Por tanto –y si de ser consecuentes se trata–, deberíamos adoptar
idéntica postura en caso de hallarnos en una sociedad donde fuesen los bebés
los desfavorecidos. Quiero decir con ello que, desde la decencia que por
defecto se nos supone, habríamos de sentir entonces un inmenso alivio al
comprobar que el lamento proviene de un gatito abandonado, y no de un crío. No
sé si ustedes me siguen. Porque reconozcan al menos que contar esto requiere un
cierto cuajo, y pretender que encima se entienda a la primera resulta de una
ingenuidad carmelita.
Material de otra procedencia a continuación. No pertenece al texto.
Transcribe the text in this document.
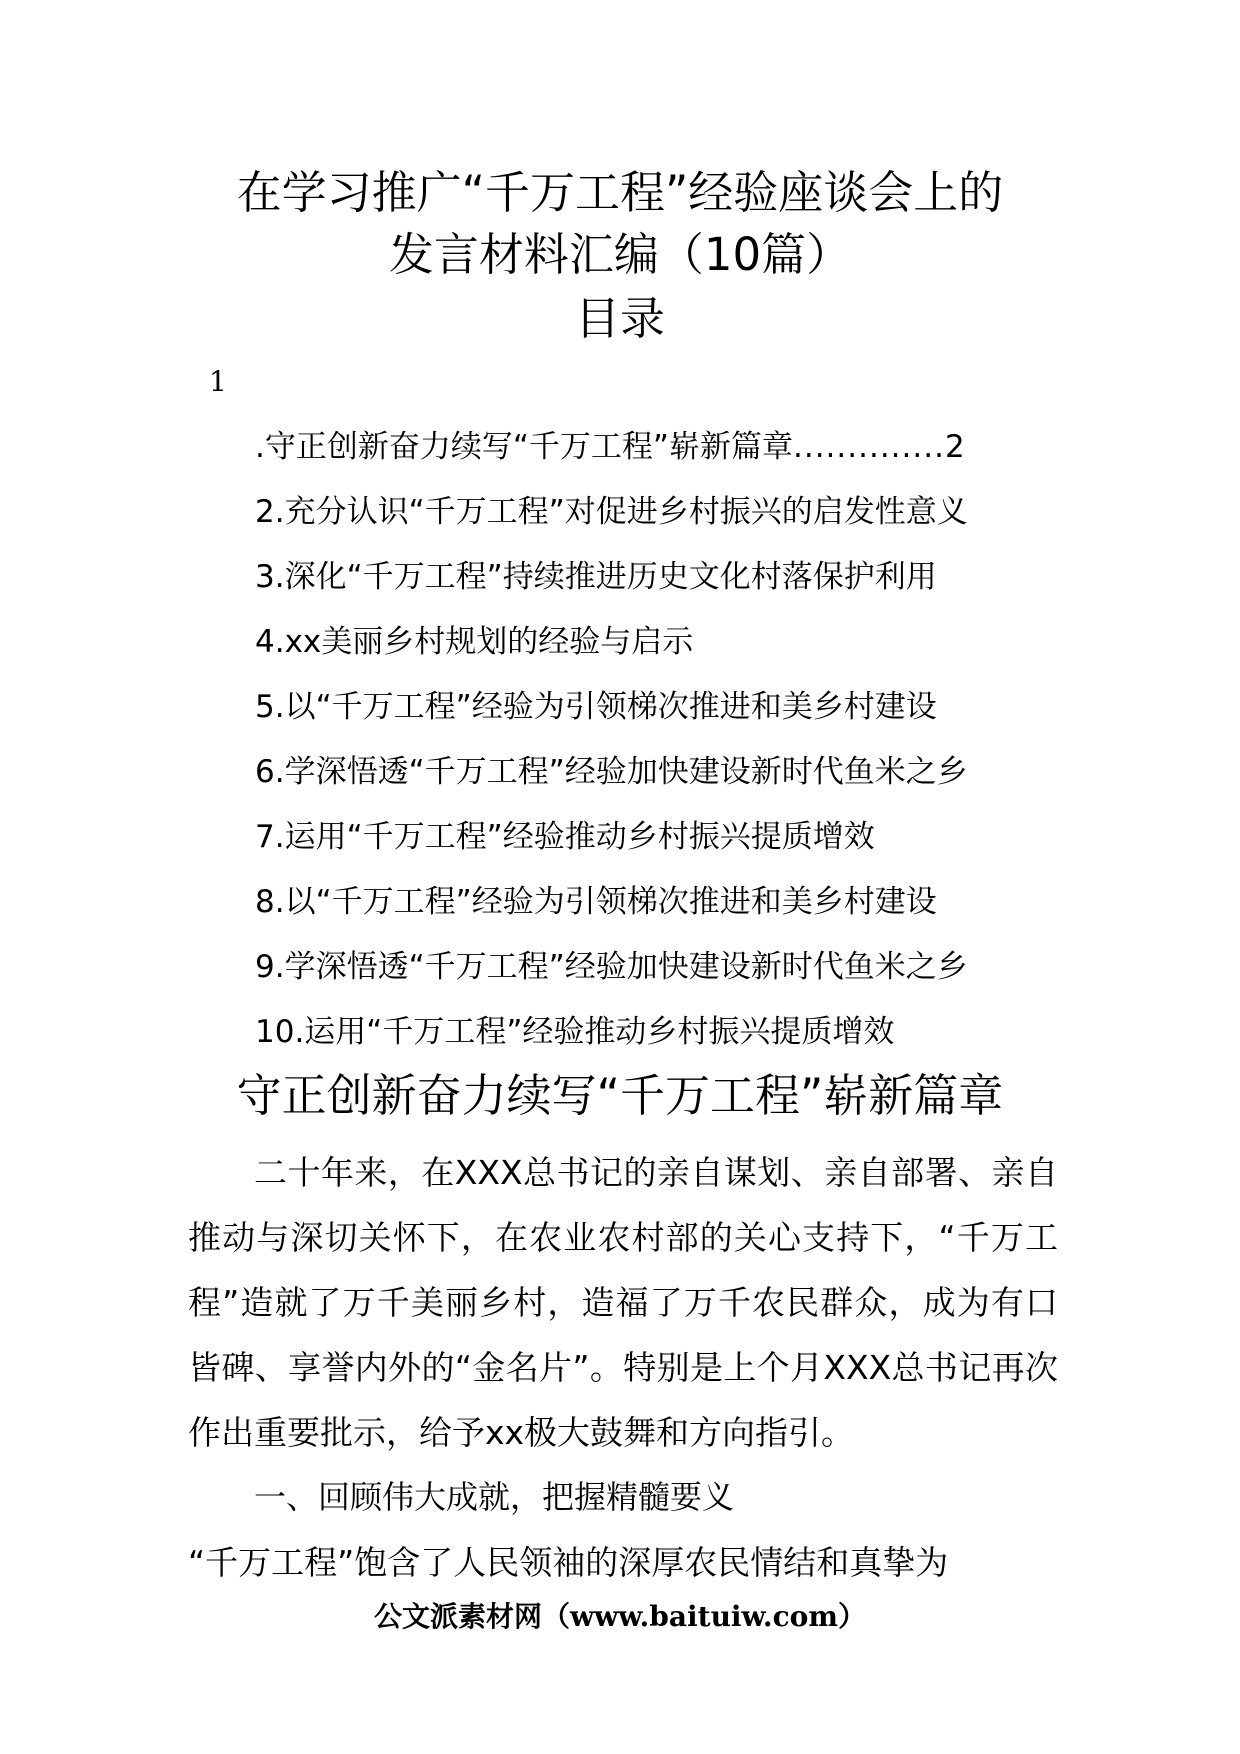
在学习推广“千万工程”经验座谈会上的
发言材料汇编（10篇）
目录
1
.守正创新奋力续写“千万工程”崭新篇章..............2
2.充分认识“千万工程”对促进乡村振兴的启发性意义
3.深化“千万工程”持续推进历史文化村落保护利用
4.xx美丽乡村规划的经验与启示
5.以“千万工程”经验为引领梯次推进和美乡村建设
6.学深悟透“千万工程”经验加快建设新时代鱼米之乡
7.运用“千万工程”经验推动乡村振兴提质增效
8.以“千万工程”经验为引领梯次推进和美乡村建设
9.学深悟透“千万工程”经验加快建设新时代鱼米之乡
10.运用“千万工程”经验推动乡村振兴提质增效
守正创新奋力续写“千万工程”崭新篇章

二十年来，在XXX总书记的亲自谋划、亲自部署、亲自推动与深切关怀下，在农业农村部的关心支持下，“千万工程”造就了万千美丽乡村，造福了万千农民群众，成为有口皆碑、享誉内外的“金名片”。特别是上个月XXX总书记再次作出重要批示，给予xx极大鼓舞和方向指引。

一、回顾伟大成就，把握精髓要义

“千万工程”饱含了人民领袖的深厚农民情结和真挚为

公文派素材网（www.baituiw.com）
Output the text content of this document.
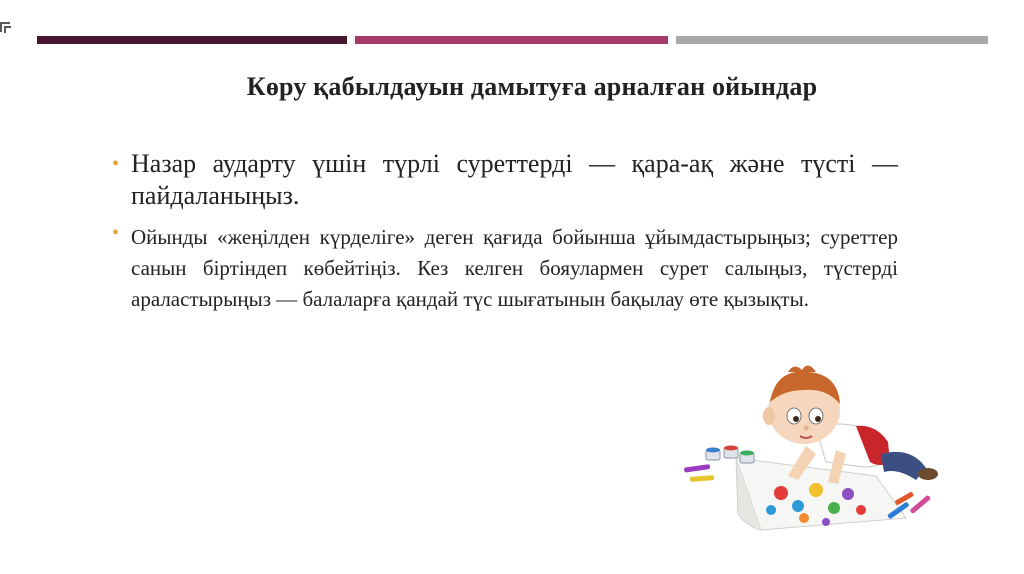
Көру қабылдауын дамытуға арналған ойындар
• Назар аударту үшін түрлі суреттерді — қара-ақ және түсті — пайдаланыңыз.
• Ойынды «жеңілден күрделіге» деген қағида бойынша ұйымдастырыңыз; суреттер санын біртіндеп көбейтіңіз. Кез келген бояулармен сурет салыңыз, түстерді араластырыңыз — балаларға қандай түс шығатынын бақылау өте қызықты.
Saltará una buena parte de quienes lo oyen –que no
“escuchen”– con aquello de que “se prefiere a los animales que a los niños”, o
al menos “que se prioriza el sufrimiento de aquellos sobre el de estos”. Y en
cierta forma es esa la realidad. Mas requiere la sentencia de una cuidada
gestión, aunque lo que todo esto necesita de verdad es una postura humanista y
bienpensante de quien oye y escucha.
Desear por estos lares –sirve el
adverbio para cualquier rincón del mundo– que
sea un niño el que berrea no muestra sino un mero acto de buenos deseos, y lo
contrario una demostración de inmensa mezquindad. No entenderlo a la
primera, hasta comprensible. Soltar pestes a la mitad del relato, una mezcla de
ignorancia y racanería moral. Eso es todo, amigos.